In many ways Europeans have earned the right to take this greener-than-thou stance. In northern Europe, especially, concern about the planet's woes bred an environmental activism that hit the mainstream in the mid- to late-1980s and is still going strong.
Daily smog reports, recycled toilet paper and canvas shopping bags have become a way of life on the continent; Green parties have representation in 11 out of 15 European Union parliaments; and polls show that the vast majority of citizens place the environment at or near the top of their lists of vital concerns. All this indicates that Europeans have learned how to talk the talk. The question is, do they truly walk the walk? According to Alexander de Roo, an environment expert working for the Green Party at the European Parliament in Brussels, the continent is "very green in its rhetoric but less so in reality."
European environmentalism is a very public, often theatrical, cause. Activists have the ubiquity and appeal of Swampy, a popular British road warrior who lived in tunnels and treehouses this year to protest the building of new highways through the countryside. Or the clout of German antinuclear demonstrators, who delayed a rail shipment of nuclear waste in lower Saxony for days last spring, at enormous cost to the government.

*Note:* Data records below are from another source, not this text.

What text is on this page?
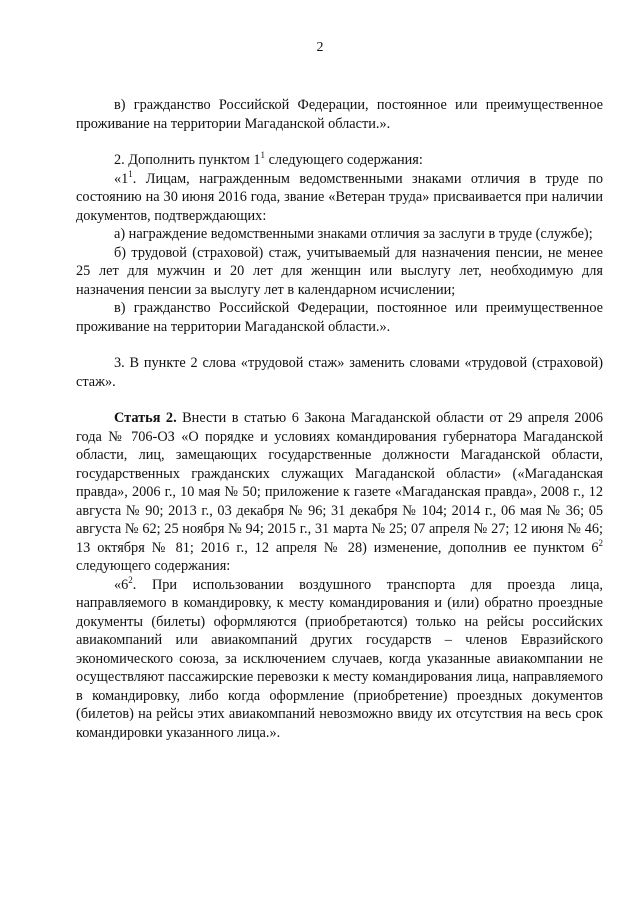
2

в) гражданство Российской Федерации, постоянное или преимущественное проживание на территории Магаданской области.».

2. Дополнить пунктом $1^1$ следующего содержания:

«$1^1$. Лицам, награжденным ведомственными знаками отличия в труде по состоянию на 30 июня 2016 года, звание «Ветеран труда» присваивается при наличии документов, подтверждающих:

а) награждение ведомственными знаками отличия за заслуги в труде (службе);

б) трудовой (страховой) стаж, учитываемый для назначения пенсии, не менее 25 лет для мужчин и 20 лет для женщин или выслугу лет, необходимую для назначения пенсии за выслугу лет в календарном исчислении;

в) гражданство Российской Федерации, постоянное или преимущественное проживание на территории Магаданской области.».

3. В пункте 2 слова «трудовой стаж» заменить словами «трудовой (страховой) стаж».

Статья 2. Внести в статью 6 Закона Магаданской области от 29 апреля 2006 года № 706-ОЗ «О порядке и условиях командирования губернатора Магаданской области, лиц, замещающих государственные должности Магаданской области, государственных гражданских служащих Магаданской области» («Магаданская правда», 2006 г., 10 мая № 50; приложение к газете «Магаданская правда», 2008 г., 12 августа № 90; 2013 г., 03 декабря № 96; 31 декабря № 104; 2014 г., 06 мая № 36; 05 августа № 62; 25 ноября № 94; 2015 г., 31 марта № 25; 07 апреля № 27; 12 июня № 46; 13 октября № 81; 2016 г., 12 апреля № 28) изменение, дополнив ее пунктом $6^2$ следующего содержания:

«$6^2$. При использовании воздушного транспорта для проезда лица, направляемого в командировку, к месту командирования и (или) обратно проездные документы (билеты) оформляются (приобретаются) только на рейсы российских авиакомпаний или авиакомпаний других государств – членов Евразийского экономического союза, за исключением случаев, когда указанные авиакомпании не осуществляют пассажирские перевозки к месту командирования лица, направляемого в командировку, либо когда оформление (приобретение) проездных документов (билетов) на рейсы этих авиакомпаний невозможно ввиду их отсутствия на весь срок командировки указанного лица.».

Northern Europeans have also become world trendsetters in recycling--with the exception of the British, who reuse as little as 5% of domestic garbage. The Dutch recycle about 80% of their glass and the Germans some 75%. In the Netherlands municipalities have taken dramatic steps to reduce waste, like charging individual households by the kilo for the garbage they produce. The problem is that behind the screen of public attitudes and good p.r. lies the reality of powerful private interests and traditionally coddled industries--an old order that governments are reluctant to topple. European leaders may point smugly to their recent declines in greenhouse-gas emissions, but they did little to accomplish this feat. Their record got a significant, but temporary, whitewash from the gradual shift away from coal to cleaner-burning natural gas and the closing of East German factories after reunification. Since the 1992 Earth Summit only Denmark has enacted real emissions reform. And despite Blair's strong words, British carbon-dioxide emissions rose 2.9% last year; studies indicate that unless major steps are taken, the amount of gas released will keep climbing several years into the next century. Cynics claim, too, that the reason the E.U. has pushed for slashing greenhouse emissions to 15% below 1990 levels is to get the best of both worlds: credit for a righteous stance, plus the knowledge that the final agreed-upon figure won't be so draconian. Michael Jefferson, deputy secretary-general of the World Energy Council in London, points out that Blair's can-do attitude at the U.N. summit "did not seem to reflect what is actually going on." David Pearce, an economist at University College, London, has found more than $30 billion in British government subsidies that hurt the environment, including tax breaks for company cars and low taxes on gas and electricity--rates that the latest Labour budget lowered even further.
Most serious is the failure to deal with auto exhaust. About 20% of new passenger vehicles sold in Europe run on diesel fuel, which leads to higher particulate and nitrous-oxide emissions than does gasoline. Many European nations, including Greece, Spain and Portugal, still rely on leaded gas. Three-way catalytic converters, which clean up exhaust fumes, are only now becoming common. Meanwhile the number of cars per capita in the E.U. jumped 37% between 1980 and 1990.